Après le SaaS, la finance
Le 10 février 2026, Altruist, une startup de Los Angeles, lance une mise à jour de sa plateforme Hazel AI : un outil de planification fiscale automatisée pour conseillers financiers. Le prix ? 60 dollars par mois et par utilisateur.
La réaction de Wall Street est immédiate et brutale :
| Action | Baisse | Pire séance depuis |
|---|---|---|
| LPL Financial | -8,3 % | Avril 2025 |
| Raymond James | -8,8 % | Mars 2020 |
| Charles Schwab | -7,4 % | Avril 2025 |
| Stifel Financial | -1,5 % | — |
| Piper Sandler | -4,5 % | — |
La veille, lundi, l'indice S&P 500 Insurance avait déjà chuté de 3,9 % après le lancement d'un outil de comparaison tarifaire IA par Insurify. En deux jours, les secteurs de la gestion de patrimoine et de l'assurance ont perdu environ 50 milliards de dollars de capitalisation.

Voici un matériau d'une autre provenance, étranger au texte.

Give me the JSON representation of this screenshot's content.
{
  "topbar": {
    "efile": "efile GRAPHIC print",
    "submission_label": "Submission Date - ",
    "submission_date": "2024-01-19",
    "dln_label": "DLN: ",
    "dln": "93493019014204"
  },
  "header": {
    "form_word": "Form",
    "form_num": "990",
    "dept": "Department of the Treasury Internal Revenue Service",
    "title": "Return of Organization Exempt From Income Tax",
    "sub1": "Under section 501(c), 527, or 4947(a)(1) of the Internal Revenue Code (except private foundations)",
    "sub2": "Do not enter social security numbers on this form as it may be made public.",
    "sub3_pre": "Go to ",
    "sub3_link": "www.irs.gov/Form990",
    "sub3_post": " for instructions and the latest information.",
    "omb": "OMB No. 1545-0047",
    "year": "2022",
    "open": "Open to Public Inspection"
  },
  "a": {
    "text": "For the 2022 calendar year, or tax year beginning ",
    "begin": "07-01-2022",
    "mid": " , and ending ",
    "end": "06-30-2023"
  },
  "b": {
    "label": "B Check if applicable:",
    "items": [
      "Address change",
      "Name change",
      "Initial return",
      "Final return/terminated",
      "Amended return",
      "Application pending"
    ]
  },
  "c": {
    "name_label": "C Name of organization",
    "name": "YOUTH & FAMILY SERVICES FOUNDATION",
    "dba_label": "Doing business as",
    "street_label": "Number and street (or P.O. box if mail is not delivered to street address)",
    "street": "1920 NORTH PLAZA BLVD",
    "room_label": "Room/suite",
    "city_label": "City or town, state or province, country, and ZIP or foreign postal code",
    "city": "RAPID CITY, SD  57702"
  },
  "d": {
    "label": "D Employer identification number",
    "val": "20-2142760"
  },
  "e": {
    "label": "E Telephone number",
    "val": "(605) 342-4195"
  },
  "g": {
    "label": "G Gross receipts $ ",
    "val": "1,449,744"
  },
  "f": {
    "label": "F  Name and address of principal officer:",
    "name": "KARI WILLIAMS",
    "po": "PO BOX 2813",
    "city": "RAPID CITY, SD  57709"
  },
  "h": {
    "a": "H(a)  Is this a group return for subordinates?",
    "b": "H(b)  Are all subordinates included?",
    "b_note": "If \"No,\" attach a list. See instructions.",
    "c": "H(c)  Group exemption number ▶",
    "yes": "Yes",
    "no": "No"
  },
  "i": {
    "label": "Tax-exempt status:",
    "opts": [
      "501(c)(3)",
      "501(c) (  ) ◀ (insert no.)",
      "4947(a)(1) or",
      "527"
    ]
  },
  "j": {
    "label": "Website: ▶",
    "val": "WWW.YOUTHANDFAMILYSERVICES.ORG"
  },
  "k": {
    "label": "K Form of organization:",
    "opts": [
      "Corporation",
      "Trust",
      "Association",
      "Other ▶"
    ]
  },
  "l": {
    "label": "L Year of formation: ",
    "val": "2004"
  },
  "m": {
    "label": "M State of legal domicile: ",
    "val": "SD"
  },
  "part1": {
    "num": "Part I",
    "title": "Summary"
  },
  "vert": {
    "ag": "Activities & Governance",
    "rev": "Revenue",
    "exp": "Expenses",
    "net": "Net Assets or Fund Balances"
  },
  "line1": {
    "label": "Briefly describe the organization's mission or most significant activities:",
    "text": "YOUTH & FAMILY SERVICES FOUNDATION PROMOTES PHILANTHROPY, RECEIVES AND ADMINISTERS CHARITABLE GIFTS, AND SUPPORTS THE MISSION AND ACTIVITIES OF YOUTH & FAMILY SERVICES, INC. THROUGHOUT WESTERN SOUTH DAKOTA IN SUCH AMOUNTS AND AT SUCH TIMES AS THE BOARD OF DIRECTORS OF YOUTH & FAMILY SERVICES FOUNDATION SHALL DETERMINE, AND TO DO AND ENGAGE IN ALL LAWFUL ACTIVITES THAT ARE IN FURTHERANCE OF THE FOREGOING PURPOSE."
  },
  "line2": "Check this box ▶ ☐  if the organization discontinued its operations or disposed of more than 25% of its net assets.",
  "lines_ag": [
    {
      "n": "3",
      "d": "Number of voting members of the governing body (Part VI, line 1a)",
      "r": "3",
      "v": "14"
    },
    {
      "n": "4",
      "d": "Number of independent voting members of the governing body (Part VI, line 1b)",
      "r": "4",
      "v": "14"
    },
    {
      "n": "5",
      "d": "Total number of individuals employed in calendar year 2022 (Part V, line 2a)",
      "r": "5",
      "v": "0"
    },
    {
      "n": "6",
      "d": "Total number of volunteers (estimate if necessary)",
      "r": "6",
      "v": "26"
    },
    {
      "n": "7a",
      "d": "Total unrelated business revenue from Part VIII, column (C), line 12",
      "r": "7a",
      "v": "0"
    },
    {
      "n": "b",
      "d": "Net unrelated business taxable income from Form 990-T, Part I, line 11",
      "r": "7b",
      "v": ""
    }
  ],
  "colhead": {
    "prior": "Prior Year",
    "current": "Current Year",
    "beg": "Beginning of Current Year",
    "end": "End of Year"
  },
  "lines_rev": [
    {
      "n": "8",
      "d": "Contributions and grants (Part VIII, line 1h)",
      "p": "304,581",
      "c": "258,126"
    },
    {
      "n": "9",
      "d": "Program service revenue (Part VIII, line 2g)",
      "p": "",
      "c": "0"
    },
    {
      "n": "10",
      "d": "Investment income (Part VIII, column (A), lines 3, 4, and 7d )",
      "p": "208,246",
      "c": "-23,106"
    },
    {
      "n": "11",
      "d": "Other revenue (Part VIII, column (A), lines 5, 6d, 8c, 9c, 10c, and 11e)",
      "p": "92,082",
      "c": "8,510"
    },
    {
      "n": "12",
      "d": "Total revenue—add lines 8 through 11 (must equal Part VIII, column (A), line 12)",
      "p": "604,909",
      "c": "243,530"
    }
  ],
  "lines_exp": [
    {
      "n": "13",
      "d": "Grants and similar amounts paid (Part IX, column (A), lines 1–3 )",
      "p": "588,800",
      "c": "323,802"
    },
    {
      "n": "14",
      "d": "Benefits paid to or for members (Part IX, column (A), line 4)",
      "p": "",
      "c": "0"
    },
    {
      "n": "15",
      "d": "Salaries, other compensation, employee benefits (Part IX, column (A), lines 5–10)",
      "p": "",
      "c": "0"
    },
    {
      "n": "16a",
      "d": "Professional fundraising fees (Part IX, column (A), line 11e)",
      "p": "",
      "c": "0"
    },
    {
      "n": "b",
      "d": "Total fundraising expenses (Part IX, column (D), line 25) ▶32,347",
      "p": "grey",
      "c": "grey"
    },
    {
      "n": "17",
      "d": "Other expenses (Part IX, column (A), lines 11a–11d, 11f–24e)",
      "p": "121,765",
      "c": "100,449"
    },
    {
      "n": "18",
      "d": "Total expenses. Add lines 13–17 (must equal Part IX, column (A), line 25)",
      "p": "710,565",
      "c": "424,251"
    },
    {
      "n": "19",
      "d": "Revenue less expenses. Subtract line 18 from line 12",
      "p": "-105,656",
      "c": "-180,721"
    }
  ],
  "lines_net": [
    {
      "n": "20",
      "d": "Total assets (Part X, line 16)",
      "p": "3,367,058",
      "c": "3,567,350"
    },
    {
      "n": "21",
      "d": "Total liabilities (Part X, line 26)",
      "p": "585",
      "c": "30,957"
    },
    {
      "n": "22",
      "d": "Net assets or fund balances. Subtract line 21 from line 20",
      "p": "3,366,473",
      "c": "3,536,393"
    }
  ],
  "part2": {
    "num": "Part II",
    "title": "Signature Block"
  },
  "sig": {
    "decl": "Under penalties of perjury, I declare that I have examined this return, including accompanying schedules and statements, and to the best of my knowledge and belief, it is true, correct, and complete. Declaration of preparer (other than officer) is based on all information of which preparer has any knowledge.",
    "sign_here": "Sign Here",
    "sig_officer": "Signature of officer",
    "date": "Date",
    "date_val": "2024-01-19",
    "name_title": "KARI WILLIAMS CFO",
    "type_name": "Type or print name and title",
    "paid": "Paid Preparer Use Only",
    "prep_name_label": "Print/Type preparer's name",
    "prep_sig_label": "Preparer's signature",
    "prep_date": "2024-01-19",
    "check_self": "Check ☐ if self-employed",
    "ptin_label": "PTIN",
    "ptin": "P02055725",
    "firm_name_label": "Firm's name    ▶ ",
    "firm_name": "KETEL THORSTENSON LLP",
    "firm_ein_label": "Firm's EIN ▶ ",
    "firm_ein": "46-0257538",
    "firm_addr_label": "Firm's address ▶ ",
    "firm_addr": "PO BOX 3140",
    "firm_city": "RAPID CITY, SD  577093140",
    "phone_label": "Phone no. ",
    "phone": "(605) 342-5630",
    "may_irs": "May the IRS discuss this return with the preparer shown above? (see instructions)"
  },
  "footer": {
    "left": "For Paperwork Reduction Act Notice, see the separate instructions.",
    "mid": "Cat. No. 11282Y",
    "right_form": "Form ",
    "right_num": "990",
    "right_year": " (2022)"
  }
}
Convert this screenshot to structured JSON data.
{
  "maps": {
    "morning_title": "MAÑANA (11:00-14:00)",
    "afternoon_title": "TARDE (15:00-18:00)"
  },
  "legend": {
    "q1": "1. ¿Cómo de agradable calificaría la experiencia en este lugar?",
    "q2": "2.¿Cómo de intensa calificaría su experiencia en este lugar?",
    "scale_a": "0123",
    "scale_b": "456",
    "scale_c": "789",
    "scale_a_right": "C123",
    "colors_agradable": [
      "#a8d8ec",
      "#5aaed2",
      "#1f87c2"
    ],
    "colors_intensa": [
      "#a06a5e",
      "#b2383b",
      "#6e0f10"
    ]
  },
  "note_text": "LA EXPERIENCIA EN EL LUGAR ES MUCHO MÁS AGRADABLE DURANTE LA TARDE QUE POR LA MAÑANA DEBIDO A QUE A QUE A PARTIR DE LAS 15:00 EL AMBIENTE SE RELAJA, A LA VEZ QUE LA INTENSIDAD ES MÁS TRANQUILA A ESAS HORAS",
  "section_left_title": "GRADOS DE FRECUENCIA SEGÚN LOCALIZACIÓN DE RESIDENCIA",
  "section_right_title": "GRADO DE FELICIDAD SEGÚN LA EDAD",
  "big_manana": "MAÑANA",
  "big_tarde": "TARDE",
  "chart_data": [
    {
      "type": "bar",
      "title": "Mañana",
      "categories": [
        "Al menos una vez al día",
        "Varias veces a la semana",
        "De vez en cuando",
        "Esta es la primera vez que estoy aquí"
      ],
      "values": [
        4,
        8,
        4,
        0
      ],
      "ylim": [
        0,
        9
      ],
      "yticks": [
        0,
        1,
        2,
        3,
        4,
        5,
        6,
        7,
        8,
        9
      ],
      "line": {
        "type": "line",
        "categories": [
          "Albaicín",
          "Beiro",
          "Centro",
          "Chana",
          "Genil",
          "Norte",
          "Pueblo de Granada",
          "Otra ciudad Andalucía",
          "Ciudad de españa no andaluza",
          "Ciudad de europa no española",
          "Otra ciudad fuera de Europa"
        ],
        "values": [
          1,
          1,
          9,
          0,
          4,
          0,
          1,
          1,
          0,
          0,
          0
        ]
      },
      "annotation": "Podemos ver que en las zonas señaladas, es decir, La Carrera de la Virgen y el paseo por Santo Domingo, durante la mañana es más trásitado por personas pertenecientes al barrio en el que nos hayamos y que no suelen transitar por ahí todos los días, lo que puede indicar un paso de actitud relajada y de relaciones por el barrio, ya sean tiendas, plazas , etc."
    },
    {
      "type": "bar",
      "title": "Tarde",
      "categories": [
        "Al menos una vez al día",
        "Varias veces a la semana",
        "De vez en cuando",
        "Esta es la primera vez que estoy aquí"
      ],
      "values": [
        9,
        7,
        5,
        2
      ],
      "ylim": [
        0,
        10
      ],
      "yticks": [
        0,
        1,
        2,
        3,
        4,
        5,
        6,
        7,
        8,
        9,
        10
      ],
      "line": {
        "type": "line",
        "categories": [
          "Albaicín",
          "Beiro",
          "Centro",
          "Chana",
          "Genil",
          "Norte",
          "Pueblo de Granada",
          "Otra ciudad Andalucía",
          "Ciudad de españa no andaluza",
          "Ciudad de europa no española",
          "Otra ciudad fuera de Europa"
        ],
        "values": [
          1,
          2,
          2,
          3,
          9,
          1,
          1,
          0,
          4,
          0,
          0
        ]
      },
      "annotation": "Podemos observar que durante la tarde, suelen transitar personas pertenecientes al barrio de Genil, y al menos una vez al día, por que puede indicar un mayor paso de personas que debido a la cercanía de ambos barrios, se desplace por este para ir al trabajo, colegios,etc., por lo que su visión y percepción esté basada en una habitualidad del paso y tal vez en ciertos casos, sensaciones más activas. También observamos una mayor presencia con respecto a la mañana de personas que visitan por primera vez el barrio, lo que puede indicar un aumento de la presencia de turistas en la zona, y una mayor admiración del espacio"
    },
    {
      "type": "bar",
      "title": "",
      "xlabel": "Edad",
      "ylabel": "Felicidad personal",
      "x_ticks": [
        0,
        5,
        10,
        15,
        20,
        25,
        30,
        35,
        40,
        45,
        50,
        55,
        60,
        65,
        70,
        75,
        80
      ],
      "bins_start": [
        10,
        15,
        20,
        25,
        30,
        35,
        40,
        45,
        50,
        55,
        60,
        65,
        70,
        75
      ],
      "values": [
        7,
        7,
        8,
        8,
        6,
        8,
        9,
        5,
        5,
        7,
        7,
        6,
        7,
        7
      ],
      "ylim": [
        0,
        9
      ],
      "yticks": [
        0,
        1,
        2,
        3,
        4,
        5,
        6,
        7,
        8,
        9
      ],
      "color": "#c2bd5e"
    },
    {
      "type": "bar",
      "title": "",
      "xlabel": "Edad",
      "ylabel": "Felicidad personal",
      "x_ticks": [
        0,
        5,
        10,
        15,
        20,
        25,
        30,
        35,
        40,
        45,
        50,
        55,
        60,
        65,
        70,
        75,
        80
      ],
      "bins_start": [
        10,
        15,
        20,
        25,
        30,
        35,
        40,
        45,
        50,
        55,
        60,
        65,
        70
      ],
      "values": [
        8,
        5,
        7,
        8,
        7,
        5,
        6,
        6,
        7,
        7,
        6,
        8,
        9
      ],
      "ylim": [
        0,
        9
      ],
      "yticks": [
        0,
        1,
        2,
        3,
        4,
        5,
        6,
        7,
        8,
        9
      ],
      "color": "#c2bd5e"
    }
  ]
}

Ce que Hazel fait en quelques minutes
Hazel analyse automatiquement les documents d'un client — déclarations fiscales (1040), bulletins de paie, relevés de compte, emails, notes de réunion, données CRM et custodiales — et génère une stratégie fiscale personnalisée.
Les conseillers peuvent ensuite :
- Lancer des scénarios « what-if » (bonus, vente immobilière, retraite, changement familial)
- Voir les projections fiscales en temps réel
- Exporter des rapports clients prêts à l'emploi
- Comparer les options et visualiser les compromis
Le tout sans saisie manuelle. Ce qui prenait des heures à un conseiller fiscal se fait désormais en minutes.
Altruist : petit nom, grande ambition
Fondée par Jason Wenk (ex-Morgan Stanley, ex-Pimco), Altruist est le 3e plus grand custodian RIA (Registered Investment Advisor) des États-Unis par nombre de conseillers : près de 5 700 advisors utilisent la plateforme. L'entreprise a acquis la startup Thyme en juin 2025, dont Hazel est le produit phare.
Wenk résume : « La planification fiscale est l'un des moyens les plus puissants pour les conseillers d'améliorer les résultats de leurs clients, mais c'est aussi lent et mentalement épuisant. Hazel inverse cette dynamique. »
Pourquoi les marchés paniquent
Le krach des actions financières s'inscrit dans une vague plus large. La semaine précédente, les plugins Claude Cowork d'Anthropic avaient déclenché une chute historique du secteur SaaS (-34 % en 12 mois, 2 000 milliards de dollars effacés). Le schéma se répète :
- Une startup lance un outil IA spécialisé
- Les investisseurs extrapolent la disruption à tout le secteur
- Les actions des incumbents s'effondrent
- Les analystes crient à la surréaction
D'autres startups IA ciblent déjà la finance : Rogo Technologies (analyse financière), Hebbia (recherche documentaire), sans compter les intégrations directes d'OpenAI et Anthropic dans les workflows bancaires.
Surréaction ou signal faible ?
Les analystes sont divisés :
Camp « surréaction » — La plupart des experts estiment que la panique est excessive. Wilma Burdis (Raymond James) : « Les gens veulent confier leur patrimoine à une personne, pas à une machine. » Kyle Mostransky : « Les conseillers sont là pour l'interprétation, pas l'information. L'IA optimise les maths, pas le sens des décisions. »
Camp « signal faible » — Bill Harris (Evergreen Wealth) compare la situation aux ETF qui ont comprimé les frais des fonds mutuels : « Pas une disparition, mais la fin de la croissance. » Le modèle de frais à 1 %+ sur les actifs sous gestion, standard dans l'industrie, est menacé.
Camp « opportunité » — JPMorgan qualifie la baisse d'« opportunité d'achat » sur les valeurs de qualité. Les ETF tech, eux, ont déjà récupéré une partie de leurs pertes post-SaaSpocalypse.
Une chose est sûre : à 60 $/mois, Hazel ne remplacera pas les conseillers. Mais elle pourrait rendre leurs tâches les plus lucratives — et les plus facturées — accessibles à des concurrents bien moins chers.